Том 3. Очерки и рассказы, 1888-1895 | страница 42
— Трудно было, батюшка мой, — заговорил Елесин, — чуть что не так, марш на конюшню!
— Ругатель был; иначе, бывало, как: «такой, сякой ты сын» — и не скажет человеку.
Я вспомнил, что Синицын слушает, и поспешил переменить разговор.
— Ну что ж, и за молотьбу скоро приниматься пора?
— Пора, батюшка, пора.
— Славу богу, будет чего, — заметил я. — Можно благодарить бога.
— Как господь совершит, — вставил Елесин.
— Да уж совершил, — ответил я.
— В руки как допустит, — укоризненно пояснил Елесин.
— Ну, уж ты, — рассмеялся я. — Так ведь никогда и порадоваться нельзя. В амбар ссыпешь — и там будет неспокойно.

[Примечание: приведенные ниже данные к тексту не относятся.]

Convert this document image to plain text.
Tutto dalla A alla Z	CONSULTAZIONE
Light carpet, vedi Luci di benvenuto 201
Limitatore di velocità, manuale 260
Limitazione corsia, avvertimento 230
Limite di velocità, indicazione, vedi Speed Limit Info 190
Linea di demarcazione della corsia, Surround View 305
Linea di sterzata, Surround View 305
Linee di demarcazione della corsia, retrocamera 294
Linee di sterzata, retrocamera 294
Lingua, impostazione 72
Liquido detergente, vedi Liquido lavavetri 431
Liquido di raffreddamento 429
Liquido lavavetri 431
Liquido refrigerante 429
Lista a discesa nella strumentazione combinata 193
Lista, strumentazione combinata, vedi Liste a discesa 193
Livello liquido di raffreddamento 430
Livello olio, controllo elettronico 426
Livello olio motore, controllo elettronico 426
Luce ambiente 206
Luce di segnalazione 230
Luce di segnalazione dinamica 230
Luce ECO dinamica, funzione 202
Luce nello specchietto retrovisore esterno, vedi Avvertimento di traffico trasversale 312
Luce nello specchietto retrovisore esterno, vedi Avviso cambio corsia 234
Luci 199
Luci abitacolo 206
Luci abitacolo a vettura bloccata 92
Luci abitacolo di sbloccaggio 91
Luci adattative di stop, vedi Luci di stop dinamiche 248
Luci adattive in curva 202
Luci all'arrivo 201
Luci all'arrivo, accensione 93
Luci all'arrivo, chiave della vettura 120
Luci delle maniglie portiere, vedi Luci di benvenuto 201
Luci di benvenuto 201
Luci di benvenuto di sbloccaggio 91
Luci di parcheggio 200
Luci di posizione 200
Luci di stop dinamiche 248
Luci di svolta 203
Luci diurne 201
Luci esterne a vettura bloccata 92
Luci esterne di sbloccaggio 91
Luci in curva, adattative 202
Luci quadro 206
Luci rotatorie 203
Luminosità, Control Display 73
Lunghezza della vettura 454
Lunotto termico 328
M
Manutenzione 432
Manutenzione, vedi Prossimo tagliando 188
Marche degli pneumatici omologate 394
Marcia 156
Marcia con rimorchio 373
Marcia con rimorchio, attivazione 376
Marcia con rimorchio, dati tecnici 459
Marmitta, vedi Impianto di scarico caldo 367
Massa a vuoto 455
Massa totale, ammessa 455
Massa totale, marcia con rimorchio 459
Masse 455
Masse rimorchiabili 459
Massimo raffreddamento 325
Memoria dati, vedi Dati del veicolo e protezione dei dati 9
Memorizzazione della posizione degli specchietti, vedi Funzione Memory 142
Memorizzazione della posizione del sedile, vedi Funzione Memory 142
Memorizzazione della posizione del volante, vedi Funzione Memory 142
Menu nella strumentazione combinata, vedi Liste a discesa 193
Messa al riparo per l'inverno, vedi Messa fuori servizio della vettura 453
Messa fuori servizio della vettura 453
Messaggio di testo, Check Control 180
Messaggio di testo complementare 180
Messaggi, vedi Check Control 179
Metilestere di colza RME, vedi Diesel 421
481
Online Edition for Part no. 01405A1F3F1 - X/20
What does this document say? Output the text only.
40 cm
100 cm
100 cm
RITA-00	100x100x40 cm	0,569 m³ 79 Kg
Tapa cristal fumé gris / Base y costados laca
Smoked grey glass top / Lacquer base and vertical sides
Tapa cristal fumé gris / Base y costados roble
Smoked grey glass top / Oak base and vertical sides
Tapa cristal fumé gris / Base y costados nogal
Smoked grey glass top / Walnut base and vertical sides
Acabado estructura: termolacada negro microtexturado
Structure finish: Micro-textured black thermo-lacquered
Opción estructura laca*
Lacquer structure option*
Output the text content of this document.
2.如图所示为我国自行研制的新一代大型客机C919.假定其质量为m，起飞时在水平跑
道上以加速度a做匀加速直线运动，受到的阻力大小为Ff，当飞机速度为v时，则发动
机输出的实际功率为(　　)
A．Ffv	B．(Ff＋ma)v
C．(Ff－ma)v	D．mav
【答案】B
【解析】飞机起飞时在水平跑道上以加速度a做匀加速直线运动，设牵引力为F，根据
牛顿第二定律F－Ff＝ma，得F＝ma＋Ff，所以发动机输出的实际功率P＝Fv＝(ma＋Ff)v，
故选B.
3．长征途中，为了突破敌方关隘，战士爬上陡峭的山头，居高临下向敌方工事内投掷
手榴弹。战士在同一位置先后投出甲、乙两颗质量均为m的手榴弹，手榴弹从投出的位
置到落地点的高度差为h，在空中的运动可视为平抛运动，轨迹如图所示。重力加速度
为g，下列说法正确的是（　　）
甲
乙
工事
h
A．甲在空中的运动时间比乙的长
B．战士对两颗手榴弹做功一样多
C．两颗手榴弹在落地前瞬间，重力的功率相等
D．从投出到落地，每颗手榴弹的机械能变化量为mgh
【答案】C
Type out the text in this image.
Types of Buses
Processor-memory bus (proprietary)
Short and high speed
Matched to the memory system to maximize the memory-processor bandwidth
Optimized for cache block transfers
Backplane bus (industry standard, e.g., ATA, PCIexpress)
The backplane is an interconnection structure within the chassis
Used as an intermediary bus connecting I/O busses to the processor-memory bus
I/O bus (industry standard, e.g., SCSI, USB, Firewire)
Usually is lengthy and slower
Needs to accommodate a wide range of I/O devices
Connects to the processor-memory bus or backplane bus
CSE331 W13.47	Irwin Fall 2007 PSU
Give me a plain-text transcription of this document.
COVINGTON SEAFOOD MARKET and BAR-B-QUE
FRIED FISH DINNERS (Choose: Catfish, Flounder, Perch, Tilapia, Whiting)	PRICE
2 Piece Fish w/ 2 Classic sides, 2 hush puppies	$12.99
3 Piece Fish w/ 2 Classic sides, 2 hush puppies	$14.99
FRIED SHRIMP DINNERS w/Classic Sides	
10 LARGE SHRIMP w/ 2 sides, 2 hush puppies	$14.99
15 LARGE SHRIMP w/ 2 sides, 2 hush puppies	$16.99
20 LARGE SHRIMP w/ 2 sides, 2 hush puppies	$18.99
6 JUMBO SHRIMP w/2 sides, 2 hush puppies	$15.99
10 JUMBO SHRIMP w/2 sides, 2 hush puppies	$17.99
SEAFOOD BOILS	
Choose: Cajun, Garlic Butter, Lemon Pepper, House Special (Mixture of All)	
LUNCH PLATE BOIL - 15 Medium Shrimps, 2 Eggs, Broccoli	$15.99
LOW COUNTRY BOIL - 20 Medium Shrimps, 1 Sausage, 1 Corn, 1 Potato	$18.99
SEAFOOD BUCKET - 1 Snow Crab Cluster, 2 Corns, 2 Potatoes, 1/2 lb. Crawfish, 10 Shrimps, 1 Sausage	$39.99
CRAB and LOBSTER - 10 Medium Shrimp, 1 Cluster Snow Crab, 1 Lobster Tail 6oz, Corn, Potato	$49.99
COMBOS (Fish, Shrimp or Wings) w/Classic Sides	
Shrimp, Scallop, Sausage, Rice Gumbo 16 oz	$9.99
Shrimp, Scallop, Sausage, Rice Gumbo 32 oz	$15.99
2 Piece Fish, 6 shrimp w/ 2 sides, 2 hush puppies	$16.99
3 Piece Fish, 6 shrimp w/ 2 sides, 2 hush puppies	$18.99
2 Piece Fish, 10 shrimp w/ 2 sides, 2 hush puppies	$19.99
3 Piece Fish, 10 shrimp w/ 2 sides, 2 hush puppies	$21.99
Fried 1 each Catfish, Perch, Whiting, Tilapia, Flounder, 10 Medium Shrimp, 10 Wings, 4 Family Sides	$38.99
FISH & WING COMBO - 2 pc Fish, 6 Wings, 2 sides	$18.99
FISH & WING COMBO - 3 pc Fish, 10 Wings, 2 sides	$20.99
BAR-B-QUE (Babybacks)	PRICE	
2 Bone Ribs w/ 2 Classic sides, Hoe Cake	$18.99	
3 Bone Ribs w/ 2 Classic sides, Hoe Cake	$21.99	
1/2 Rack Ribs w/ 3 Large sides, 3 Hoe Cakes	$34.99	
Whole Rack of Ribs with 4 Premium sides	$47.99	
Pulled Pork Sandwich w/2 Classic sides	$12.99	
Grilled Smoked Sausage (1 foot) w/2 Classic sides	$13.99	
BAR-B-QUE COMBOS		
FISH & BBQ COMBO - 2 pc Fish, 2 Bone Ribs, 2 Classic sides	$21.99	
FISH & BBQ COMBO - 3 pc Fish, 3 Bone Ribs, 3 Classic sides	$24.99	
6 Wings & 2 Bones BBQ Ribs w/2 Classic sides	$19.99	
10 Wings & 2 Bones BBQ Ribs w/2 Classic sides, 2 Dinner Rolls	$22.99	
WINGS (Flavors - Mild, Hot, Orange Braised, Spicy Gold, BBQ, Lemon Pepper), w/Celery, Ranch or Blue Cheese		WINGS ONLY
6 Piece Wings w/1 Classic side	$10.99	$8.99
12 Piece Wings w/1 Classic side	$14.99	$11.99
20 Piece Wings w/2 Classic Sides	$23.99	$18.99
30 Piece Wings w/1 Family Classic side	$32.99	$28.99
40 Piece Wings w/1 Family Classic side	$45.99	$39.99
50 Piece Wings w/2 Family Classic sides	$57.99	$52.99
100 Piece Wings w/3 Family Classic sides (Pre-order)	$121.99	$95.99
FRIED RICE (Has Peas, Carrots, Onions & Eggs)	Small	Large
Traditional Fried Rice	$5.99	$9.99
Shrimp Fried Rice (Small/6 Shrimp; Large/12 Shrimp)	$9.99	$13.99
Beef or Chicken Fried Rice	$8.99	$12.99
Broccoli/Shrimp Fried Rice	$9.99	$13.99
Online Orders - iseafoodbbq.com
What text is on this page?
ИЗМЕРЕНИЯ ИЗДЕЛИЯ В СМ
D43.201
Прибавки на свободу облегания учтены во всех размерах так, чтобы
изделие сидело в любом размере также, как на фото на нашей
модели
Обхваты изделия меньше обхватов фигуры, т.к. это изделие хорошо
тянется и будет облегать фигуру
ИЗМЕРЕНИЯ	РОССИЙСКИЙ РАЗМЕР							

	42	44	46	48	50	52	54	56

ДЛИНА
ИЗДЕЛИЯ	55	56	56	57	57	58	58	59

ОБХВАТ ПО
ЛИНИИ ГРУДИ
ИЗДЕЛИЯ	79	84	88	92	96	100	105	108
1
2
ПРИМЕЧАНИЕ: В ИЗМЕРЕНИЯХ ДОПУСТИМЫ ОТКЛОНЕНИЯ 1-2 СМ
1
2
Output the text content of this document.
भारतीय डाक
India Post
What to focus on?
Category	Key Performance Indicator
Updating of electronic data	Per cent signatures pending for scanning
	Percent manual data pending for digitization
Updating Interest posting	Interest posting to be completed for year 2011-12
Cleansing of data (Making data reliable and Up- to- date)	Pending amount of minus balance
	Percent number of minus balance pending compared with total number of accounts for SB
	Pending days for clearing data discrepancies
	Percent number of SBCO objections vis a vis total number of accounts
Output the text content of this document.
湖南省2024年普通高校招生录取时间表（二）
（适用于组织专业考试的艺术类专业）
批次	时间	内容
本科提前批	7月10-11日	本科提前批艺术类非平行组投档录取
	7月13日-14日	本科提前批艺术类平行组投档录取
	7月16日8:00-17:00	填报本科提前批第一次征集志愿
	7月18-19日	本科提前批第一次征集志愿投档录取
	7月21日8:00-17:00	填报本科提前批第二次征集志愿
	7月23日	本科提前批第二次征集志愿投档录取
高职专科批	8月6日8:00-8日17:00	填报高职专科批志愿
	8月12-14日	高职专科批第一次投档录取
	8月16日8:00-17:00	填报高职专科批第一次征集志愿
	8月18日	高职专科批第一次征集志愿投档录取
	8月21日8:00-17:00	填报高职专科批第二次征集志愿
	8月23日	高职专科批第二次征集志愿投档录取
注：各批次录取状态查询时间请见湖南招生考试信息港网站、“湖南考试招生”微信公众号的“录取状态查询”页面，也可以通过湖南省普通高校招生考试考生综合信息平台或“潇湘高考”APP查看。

— Пропадет и там, — проговорил Елесин.
— Когда же, по-твоему, благодарить господа?
— А вот как, бог даст, живы будем, съедим хлебушек-то, тогда и благодарить станем.
— Ну, тогда благодарить поздно, по-моему.
— А по-нашему, теперь рано.
— А по-моему, благодарить бога да радоваться всегда надо, а придет беда, тогда уж и радоваться нечему. Так и радоваться никогда не придется.
— Знамо, гневить бога нечего, — согласился Керов, — посылает милость, видимое дело.
— Еще бы не милость оказал, — отвечал я, — шутка сказать: по сто пятьдесят пудов на десятину уродилось.
— Ну, где уж полтораста, ста не будет, — возразил Исаев. — Разве в таком редком хлебе может быть сто пятьдесят? Погуще маленько посеяли бы, может, и было бы.
— А я говорю сто пятьдесят, а на моей земле двести пятьдесят.
— Не будет, — убежденно мотнул головой Исаев.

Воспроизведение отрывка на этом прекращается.